Compare against git diff to see which ones are yours.

Step 2 — decide:

Replace with proper error handling: the preferred fix. Use ? on Result, or ok_or() / ok_or_else() on Option.
Replace with .expect("reason") if genuinely infallible: still counts toward the budget but at least documents the invariant.
Bump the budget: acceptable only when (a) the unwrap is genuinely infallible by construction (e.g., writing to a String) AND (b) you justify it in the commit message. Update .unwrap-budget in the same commit.

Note: the budget ratchet is intentionally asymmetric. You can reduce the number freely; any increase needs justification.

3.5 `test` failed

Cause: you broke a test.

Fix: run the failing test in isolation for clearer output:

cargo test -p <crate> <test_name> -- --nocapture

If the test was wrong and the code is right, fix the test. If the code was wrong, fix the code. Don't fix the test to match broken code.

3.6 `coverage` (soft) flagged

Cause: the diff coverage gate (if running on a PR) found less than 70% of your new/changed lines are covered by tests.

Fix: add tests that exercise the new code paths. The gate is soft on main — it only fails on PRs. Locally you can see the uncovered lines via:

make qa-coverage
open target/llvm-cov/html/index.html   # if you also run `cargo llvm-cov --html`

3.7 `mutation` escaped

Cause: cargo-mutants found a mutation that no test detected — meaning your tests are incomplete for the mutated code path.

Step 1 — understand what the mutation is:

The output shows lines like:

libraries/core/src/types.rs:168:18: replace == with != in types_match

Read: "cargo-mutants changed == to != on line 168, re-ran the tests, and they all still passed."

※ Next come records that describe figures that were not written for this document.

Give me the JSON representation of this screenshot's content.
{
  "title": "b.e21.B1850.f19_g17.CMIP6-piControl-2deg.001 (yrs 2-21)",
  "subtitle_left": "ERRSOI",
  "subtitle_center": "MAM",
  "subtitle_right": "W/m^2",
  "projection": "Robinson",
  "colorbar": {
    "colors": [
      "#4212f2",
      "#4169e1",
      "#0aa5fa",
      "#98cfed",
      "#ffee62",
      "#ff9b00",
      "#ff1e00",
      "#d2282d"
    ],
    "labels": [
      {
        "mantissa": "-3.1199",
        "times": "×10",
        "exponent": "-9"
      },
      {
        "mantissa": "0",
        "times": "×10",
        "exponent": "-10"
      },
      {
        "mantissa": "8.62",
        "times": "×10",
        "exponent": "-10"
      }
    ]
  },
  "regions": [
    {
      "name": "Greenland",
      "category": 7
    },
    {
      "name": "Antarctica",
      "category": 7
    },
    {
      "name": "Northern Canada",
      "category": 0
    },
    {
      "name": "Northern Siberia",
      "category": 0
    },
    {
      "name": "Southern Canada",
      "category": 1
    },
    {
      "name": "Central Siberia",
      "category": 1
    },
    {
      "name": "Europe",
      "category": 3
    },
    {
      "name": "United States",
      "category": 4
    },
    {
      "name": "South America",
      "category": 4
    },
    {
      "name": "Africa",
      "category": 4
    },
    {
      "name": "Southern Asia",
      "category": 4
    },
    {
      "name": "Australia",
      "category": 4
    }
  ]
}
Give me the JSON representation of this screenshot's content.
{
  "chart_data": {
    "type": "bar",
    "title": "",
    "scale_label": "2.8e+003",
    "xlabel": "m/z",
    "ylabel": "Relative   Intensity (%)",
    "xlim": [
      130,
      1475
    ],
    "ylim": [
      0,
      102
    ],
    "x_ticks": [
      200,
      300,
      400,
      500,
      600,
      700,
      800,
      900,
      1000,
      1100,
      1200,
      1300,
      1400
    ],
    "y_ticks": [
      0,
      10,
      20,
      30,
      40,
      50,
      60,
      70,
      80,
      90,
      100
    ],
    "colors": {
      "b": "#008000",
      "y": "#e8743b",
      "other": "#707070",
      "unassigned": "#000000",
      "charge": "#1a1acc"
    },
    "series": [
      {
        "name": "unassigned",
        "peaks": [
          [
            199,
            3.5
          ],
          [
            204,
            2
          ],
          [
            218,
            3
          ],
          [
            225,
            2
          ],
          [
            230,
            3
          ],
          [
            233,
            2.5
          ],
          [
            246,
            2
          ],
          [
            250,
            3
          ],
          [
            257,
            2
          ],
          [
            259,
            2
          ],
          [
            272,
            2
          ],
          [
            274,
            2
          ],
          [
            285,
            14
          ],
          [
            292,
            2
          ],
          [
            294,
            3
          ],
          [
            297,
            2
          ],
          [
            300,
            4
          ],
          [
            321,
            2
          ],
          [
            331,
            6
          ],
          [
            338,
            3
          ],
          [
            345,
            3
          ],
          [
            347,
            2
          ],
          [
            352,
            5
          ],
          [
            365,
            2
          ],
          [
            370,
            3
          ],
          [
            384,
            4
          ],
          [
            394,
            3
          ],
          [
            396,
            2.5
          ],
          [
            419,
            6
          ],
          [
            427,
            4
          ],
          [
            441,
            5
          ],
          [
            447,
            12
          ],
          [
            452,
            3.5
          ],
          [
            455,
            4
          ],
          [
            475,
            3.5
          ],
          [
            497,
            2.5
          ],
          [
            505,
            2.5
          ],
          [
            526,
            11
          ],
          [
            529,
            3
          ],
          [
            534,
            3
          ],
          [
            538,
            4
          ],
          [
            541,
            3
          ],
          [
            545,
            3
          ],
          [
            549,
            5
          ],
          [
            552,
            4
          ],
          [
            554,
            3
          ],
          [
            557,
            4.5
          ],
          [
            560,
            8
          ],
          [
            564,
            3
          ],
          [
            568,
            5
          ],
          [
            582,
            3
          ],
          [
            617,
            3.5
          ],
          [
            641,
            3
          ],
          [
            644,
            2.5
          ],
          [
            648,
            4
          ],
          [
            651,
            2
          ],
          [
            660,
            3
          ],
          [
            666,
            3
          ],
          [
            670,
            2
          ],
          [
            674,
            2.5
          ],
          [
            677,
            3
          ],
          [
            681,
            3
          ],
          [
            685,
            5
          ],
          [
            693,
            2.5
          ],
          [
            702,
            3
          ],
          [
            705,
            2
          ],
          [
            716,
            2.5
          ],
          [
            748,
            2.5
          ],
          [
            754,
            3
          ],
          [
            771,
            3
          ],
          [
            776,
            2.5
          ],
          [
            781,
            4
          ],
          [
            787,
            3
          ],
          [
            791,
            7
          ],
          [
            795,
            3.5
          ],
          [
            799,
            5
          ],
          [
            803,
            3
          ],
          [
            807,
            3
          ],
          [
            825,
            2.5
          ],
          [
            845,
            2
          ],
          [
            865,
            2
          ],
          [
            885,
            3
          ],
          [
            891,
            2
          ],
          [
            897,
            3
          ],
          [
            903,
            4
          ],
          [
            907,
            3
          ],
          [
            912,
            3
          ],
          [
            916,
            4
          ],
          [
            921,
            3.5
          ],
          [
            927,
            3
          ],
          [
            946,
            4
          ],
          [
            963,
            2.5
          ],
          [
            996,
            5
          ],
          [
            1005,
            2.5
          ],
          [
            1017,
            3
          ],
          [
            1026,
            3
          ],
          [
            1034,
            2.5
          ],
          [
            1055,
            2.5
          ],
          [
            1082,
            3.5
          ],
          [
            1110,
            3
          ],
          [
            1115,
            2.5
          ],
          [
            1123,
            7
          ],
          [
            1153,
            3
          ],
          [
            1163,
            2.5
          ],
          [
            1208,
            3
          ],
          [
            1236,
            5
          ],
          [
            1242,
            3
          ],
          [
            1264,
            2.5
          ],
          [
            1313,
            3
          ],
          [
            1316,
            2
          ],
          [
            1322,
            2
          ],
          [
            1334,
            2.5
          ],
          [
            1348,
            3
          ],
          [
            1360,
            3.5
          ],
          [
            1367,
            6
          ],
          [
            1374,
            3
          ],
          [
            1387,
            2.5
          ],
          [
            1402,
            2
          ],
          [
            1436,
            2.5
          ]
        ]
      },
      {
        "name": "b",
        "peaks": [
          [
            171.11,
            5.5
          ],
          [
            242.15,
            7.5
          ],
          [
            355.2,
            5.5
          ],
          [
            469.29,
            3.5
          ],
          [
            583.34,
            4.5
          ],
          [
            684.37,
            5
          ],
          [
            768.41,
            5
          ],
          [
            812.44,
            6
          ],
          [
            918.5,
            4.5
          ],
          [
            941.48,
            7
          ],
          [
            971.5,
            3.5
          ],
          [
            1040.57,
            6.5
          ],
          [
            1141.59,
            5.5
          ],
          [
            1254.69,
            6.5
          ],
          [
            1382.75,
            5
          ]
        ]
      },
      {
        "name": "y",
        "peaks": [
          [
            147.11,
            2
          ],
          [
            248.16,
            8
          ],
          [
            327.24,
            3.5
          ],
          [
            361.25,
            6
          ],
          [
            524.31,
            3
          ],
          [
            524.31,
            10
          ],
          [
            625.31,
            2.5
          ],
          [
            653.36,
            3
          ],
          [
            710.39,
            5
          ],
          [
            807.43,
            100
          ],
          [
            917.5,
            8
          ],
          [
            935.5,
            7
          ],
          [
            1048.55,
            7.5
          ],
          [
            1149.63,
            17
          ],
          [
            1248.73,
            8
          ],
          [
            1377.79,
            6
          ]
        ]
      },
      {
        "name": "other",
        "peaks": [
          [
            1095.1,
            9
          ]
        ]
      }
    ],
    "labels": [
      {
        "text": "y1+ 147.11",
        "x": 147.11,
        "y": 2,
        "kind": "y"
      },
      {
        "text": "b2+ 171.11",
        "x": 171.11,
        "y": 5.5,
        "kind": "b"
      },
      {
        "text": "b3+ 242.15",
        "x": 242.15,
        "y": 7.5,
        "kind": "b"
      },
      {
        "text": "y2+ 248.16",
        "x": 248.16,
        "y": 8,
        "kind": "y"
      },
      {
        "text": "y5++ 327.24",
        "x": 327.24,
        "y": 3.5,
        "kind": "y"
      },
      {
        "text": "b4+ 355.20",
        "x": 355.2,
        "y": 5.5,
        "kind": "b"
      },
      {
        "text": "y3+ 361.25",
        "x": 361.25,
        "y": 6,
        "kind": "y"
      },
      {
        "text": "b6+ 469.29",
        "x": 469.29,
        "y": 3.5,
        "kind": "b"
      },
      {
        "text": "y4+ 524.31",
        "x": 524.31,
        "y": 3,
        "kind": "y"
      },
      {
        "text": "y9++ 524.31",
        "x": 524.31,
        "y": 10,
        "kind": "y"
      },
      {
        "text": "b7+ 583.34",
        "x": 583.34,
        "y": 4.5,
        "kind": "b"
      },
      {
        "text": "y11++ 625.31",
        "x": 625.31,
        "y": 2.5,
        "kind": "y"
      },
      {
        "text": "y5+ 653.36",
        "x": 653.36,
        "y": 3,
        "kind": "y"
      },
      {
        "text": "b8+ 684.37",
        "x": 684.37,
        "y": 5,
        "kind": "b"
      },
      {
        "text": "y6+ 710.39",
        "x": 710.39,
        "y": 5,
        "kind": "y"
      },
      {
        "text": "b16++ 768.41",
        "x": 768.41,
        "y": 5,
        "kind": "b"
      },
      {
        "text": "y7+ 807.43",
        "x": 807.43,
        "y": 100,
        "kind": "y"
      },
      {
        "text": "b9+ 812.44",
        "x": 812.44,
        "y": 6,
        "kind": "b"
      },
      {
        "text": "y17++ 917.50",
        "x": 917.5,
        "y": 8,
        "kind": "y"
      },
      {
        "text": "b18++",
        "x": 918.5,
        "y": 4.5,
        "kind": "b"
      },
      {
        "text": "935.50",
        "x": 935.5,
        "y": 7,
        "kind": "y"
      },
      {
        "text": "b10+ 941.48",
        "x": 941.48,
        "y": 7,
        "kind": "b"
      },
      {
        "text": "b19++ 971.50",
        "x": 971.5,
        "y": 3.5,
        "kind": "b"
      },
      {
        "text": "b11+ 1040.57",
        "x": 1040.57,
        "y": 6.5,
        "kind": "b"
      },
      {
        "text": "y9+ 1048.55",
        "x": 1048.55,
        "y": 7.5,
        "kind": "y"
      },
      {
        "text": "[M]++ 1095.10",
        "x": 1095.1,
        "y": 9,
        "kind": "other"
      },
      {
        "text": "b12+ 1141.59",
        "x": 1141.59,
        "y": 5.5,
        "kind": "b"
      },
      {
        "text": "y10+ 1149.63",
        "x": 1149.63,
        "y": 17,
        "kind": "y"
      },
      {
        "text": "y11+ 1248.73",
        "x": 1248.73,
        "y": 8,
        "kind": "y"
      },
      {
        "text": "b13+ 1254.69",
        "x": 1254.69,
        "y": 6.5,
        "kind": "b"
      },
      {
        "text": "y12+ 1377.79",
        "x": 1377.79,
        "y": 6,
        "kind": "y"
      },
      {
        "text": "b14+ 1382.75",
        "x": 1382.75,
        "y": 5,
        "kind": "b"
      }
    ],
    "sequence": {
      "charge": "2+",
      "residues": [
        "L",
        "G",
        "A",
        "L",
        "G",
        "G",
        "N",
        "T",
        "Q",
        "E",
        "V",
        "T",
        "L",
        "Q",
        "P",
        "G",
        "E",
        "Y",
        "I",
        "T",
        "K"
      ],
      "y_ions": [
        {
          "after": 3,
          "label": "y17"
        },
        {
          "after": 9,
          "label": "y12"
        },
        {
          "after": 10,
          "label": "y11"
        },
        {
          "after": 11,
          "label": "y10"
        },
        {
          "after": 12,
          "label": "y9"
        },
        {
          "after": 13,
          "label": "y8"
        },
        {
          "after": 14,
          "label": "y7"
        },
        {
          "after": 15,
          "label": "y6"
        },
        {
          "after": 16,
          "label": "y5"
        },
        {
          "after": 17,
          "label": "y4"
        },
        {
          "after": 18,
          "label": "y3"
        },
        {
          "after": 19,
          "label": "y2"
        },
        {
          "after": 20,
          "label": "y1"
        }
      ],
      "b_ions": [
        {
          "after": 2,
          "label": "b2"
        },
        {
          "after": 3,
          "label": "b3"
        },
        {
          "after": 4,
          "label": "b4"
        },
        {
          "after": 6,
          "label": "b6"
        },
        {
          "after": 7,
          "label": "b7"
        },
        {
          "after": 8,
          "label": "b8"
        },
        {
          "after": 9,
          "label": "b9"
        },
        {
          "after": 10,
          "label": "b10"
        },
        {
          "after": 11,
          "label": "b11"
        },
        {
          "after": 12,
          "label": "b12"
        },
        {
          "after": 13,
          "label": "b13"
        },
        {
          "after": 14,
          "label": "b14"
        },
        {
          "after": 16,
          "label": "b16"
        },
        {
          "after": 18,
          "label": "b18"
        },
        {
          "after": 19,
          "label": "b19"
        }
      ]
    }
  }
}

Step 2 — write a test that catches it:

Construct an input where the mutated version produces a different output from the original. For the example above: a test that asserts types_match("a", "b") == false would catch the ==→!= mutation (unmutated returns false, mutated returns true).

Step 3 — if it's a genuine equivalent mutant: document it in .cargo/mutants.toml with a detailed comment explaining why the mutation produces semantically identical behavior. See the types_match ||→&& example already in the file.

Do not waive mutations just to make the gate pass. The point of the gate is to surface weak tests.

3.8 `semver` (soft) flagged

Cause: cargo-semver-checks found a breaking change in a publishable crate's public API since the last tag.

Fix:

If the change is intentional: make sure the crate's version is bumped to a new major or minor (per SemVer rules) before release.
If unintentional: revert the breaking change.

The gate is soft during 0.x development — it only warns. It becomes a hard gate after the 1.0 release per plan-dora-1.0-consolidation.md.

4. Running the adversarial LLM review (local only today)

Prerequisites: either codex (OpenAI Codex CLI) or claude (Claude Code CLI) installed and logged in.

# Auto: detects backend, diffs vs origin/main
./scripts/qa/adversarial.sh

# Explicit backend
./scripts/qa/adversarial.sh --backend claude
./scripts/qa/adversarial.sh --backend codex

# Review a specific diff file
./scripts/qa/adversarial.sh --diff my-patch.diff

# Review against a different base
./scripts/qa/adversarial.sh --base HEAD~5

Output goes to stdout and /tmp/adversarial-review-<short-sha>.md. Read the review, respond to each flagged issue.

The prompt template is at scripts/qa/adversarial-prompt.md. Tune it if the review is too noisy or too lax.

CI integration is pending — requires ANTHROPIC_API_KEY or equivalent set as a repo secret.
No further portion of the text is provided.